Пройдя специализацию по нейрологии, Оливер вернулся в госпиталь Святого Георга. Теперь в его ведении находились послеоперационные больные и пациенты, которым только предстояла операция. От мечты о нейрохирургии осталась лишь студенческая привычка изучать и конспектировать протоколы нейрохирургических операций. Просто как хобби.
На столе затрезвонил телефон.
– Олли, спустись, пожалуйста, – раздался в трубке голос медсестры приемного отделения. – Доктор Шорт хочет, чтобы ты посмотрел ее пациента. Она в шестой смотровой.
– Да, сейчас иду, – Оливер повесил трубку и вышел из кабинета.

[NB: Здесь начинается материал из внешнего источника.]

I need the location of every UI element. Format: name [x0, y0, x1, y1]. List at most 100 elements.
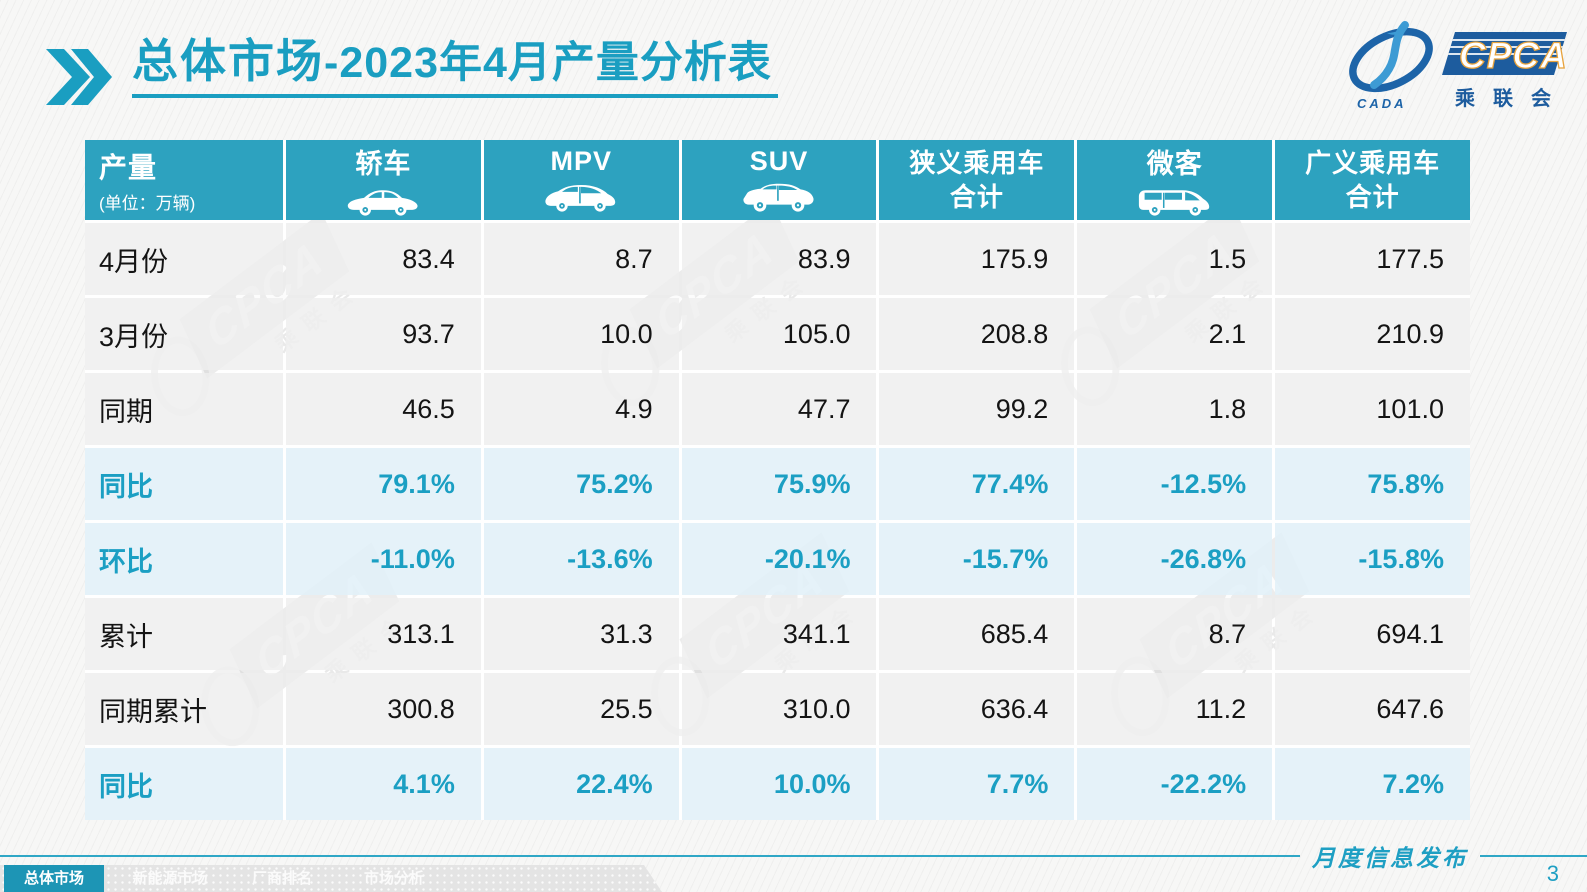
table-cell: 8.7	[1077, 598, 1273, 670]
col-header-title: 轿车	[355, 149, 412, 179]
cada-text: CADA	[1357, 96, 1407, 111]
table-cell: -26.8%	[1077, 523, 1273, 595]
table-cell: -11.0%	[286, 523, 481, 595]
page-number: 3	[1546, 861, 1559, 886]
table-cell: -20.1%	[681, 523, 877, 595]
footer-note: 月度信息发布	[1312, 845, 1468, 872]
row-label: 同比	[85, 748, 283, 820]
table-cell: -15.7%	[879, 523, 1075, 595]
table-cell: 101.0	[1275, 373, 1470, 445]
table-cell: 83.9	[681, 223, 877, 295]
col-header-line2: 合计	[1345, 181, 1400, 212]
table-cell: 83.4	[286, 223, 481, 295]
row-label: 累计	[85, 598, 283, 670]
table-cell: 175.9	[879, 223, 1075, 295]
cada-emblem-icon: CADA	[1349, 21, 1433, 111]
col-header-suv: SUV	[681, 140, 877, 220]
table-cell: 105.0	[681, 298, 877, 370]
table-cell: -13.6%	[483, 523, 679, 595]
table-cell: 2.1	[1077, 298, 1273, 370]
col-header-broad-pv-total: 广义乘用车 合计	[1275, 140, 1470, 220]
table-cell: -22.2%	[1077, 748, 1273, 820]
table-cell: -12.5%	[1077, 448, 1273, 520]
table-cell: 313.1	[286, 598, 481, 670]
table-cell: 647.6	[1275, 673, 1470, 745]
col-header-title: 微客	[1146, 149, 1203, 179]
cpca-logo: CADA CPCA 乘联会	[1341, 18, 1569, 118]
logo-subtitle: 乘联会	[1454, 86, 1569, 110]
col-header-title: SUV	[749, 146, 809, 176]
sedan-icon	[348, 190, 418, 216]
divider-line-right	[1480, 855, 1587, 857]
table-cell: 22.4%	[483, 748, 679, 820]
table-cell: 46.5	[286, 373, 481, 445]
nav-tab-nev-market[interactable]: 新能源市场	[132, 870, 208, 887]
row-label: 3月份	[85, 298, 283, 370]
col-header-narrow-pv-total: 狭义乘用车 合计	[879, 140, 1075, 220]
table-cell: 93.7	[286, 298, 481, 370]
suv-icon	[743, 183, 814, 212]
row-label: 同比	[85, 448, 283, 520]
table-cell: 208.8	[879, 298, 1075, 370]
table-cell: -15.8%	[1275, 523, 1470, 595]
table-cell: 11.2	[1077, 673, 1273, 745]
col-header-unit: (单位：万辆)	[99, 194, 196, 213]
col-header-title: MPV	[550, 146, 612, 176]
divider-line-left	[0, 855, 1300, 857]
table-cell: 300.8	[286, 673, 481, 745]
page-title: 总体市场-2023年4月产量分析表	[132, 35, 778, 98]
table-cell: 694.1	[1275, 598, 1470, 670]
table-cell: 75.2%	[483, 448, 679, 520]
double-chevron-icon	[46, 49, 112, 105]
table-cell: 31.3	[483, 598, 679, 670]
table-cell: 341.1	[681, 598, 877, 670]
table-cell: 25.5	[483, 673, 679, 745]
page-title-rest: -2023年4月产量分析表	[324, 39, 772, 87]
table-cell: 77.4%	[879, 448, 1075, 520]
table-cell: 1.5	[1077, 223, 1273, 295]
table-cell: 10.0	[483, 298, 679, 370]
cpca-badge: CPCA 乘联会	[1442, 32, 1569, 110]
col-header-mpv: MPV	[483, 140, 679, 220]
nav-tab-overall-market[interactable]: 总体市场	[4, 865, 104, 892]
table-cell: 10.0%	[681, 748, 877, 820]
col-header-line1: 狭义乘用车	[909, 147, 1045, 178]
table-cell: 79.1%	[286, 448, 481, 520]
footer-divider: 月度信息发布	[0, 843, 1587, 872]
microvan-icon	[1138, 190, 1209, 216]
cpca-logo-graphic: CADA CPCA 乘联会	[1349, 21, 1569, 111]
table-cell: 7.2%	[1275, 748, 1470, 820]
row-label: 4月份	[85, 223, 283, 295]
table-cell: 75.9%	[681, 448, 877, 520]
table-cell: 4.9	[483, 373, 679, 445]
table-cell: 636.4	[879, 673, 1075, 745]
col-header-title: 产量	[99, 152, 158, 183]
table-cell: 7.7%	[879, 748, 1075, 820]
row-label: 环比	[85, 523, 283, 595]
table-cell: 685.4	[879, 598, 1075, 670]
col-header-sedan: 轿车	[286, 140, 481, 220]
table-cell: 177.5	[1275, 223, 1470, 295]
mpv-icon	[545, 184, 616, 212]
page-title-primary: 总体市场	[132, 35, 324, 87]
table-cell: 210.9	[1275, 298, 1470, 370]
table-cell: 47.7	[681, 373, 877, 445]
nav-tab-market-analysis[interactable]: 市场分析	[363, 870, 424, 887]
col-header-line2: 合计	[949, 181, 1004, 212]
table-cell: 99.2	[879, 373, 1075, 445]
table-cell: 4.1%	[286, 748, 481, 820]
bottom-nav: 总体市场 新能源市场 厂商排名 市场分析	[0, 865, 662, 892]
col-header-line1: 广义乘用车	[1305, 147, 1441, 178]
row-label: 同期	[85, 373, 283, 445]
cpca-text: CPCA	[1459, 35, 1568, 76]
nav-tab-manufacturer-ranking[interactable]: 厂商排名	[251, 870, 312, 887]
col-header-microvan: 微客	[1077, 140, 1273, 220]
slide-header: 总体市场-2023年4月产量分析表	[46, 35, 778, 106]
table-cell: 310.0	[681, 673, 877, 745]
table-cell: 75.8%	[1275, 448, 1470, 520]
col-header-production: 产量 (单位：万辆)	[85, 140, 283, 220]
table-cell: 8.7	[483, 223, 679, 295]
row-label: 同期累计	[85, 673, 283, 745]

Путь к лифту лежал мимо палаты интенсивной терапии, где в стеклянном блоке, разделенном перегородками, находились коматозные больные. В отделении было принято давать таким пациентам прозвища. Обычай этот появился до Оливера и вызывал у него противоречивые чувства. С одной стороны, это не шло вразрез с постулатами врачебной этики, к тому же прозвища придумывались позитивные. С другой – были они такими привязчивыми, что порой непроизвольно срывались с языка в самых неподходящих случаях. Например, при разговоре с родственниками пациента. Сейчас в палате лежало трое таких больных: Спящая красавица – действительно очень красивая женщина лет пятидесяти, судя по информации в карте, писательница, Дед – пациент со стажем, занимал госпитальную койку уже без малого четыре года, и Железный Арни – крупный длинноволосый мужчина, определенно имеющий сходство с губернатором Калифорнии.